GEOCHEMICAL VARIATIONS OF THE MCCARTYS FLOW, WEST-CENTRAL NEW MEXICO: EVALUATING THE MAGMATIC EVOLUTION OF A CONTINENTAL THOLEIITIC BASALT

Geochemical signatures of tholeiites erupted in continental settings may offer constraints regarding the mantle underlying continents and any modifications imposed by open-system effects. Tholeiitic magmas, generally characterized by lower incompatible element abundances, must be evaluated in detail as they can be highly impacted by secondary inputs unrelated to the mantle originally melted. Basaltic eruptions along the Jemez lineament, a chain of northeast trending Late Cenozoic volcanic centers in southwestern US, have been attributed to melt directly derived from mantle.
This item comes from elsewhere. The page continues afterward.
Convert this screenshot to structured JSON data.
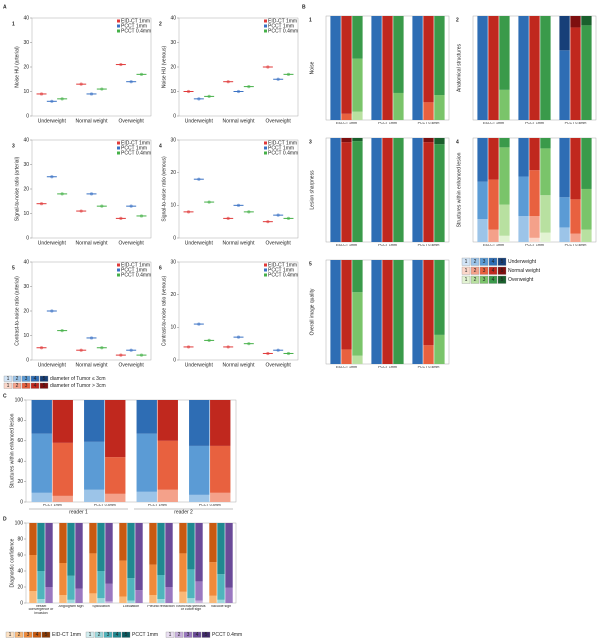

The Zuni-Bandera volcanic field (ZBVF), located along the Jemez lineament in the transition zone between the Colorado Plateau and Rio Grande rift, consists of lavas with both alkalic and tholeiitic compositions. The McCartys flow is the youngest tholeiitic basalt (3.9 ± 1.2 ka) within the ZBVF and consists of three petrologically distinct units classified as olivine-phyric, plagioclase-phyric, and transitional. Whole-rock and olivine-hosted melt inclusion major element, trace element, and isotopic variations are used to determine if the McCartys flow results from partial melting of two distinct mantle sources or whether a single magma, generated by melting a single mantle source, has been affected by open-system modification. Whole-rock major element concentrations indicate that olivine-phyric basalts are least evolved (MgO 6.88-8.21 wt.%), while plagioclase-phyric basalts are most evolved (MgO 6.02-6.12 wt.%). Major element variations among the suite of McCartys basalts can be explained by ~16% olivine and plagioclase fractionation. Incompatible trace element variations however, require ~23% fractionation. Olivine-hosted melt inclusion major and trace element concentrations vary little throughout the basalt suite, while whole-rock ⁸⁷Sr/⁸⁶Sr and ¹⁴³Nd/¹⁴⁴Nd isotopes vary and are consistent with contamination involving a mafic source. Overall, results suggest the McCartys flow is the product of a single magma generated by partially melting a single mantle source that was subsequently contaminated at crustal depths bringing into question the accuracy of conclusions that attribute compositions to mantle sources exclusively.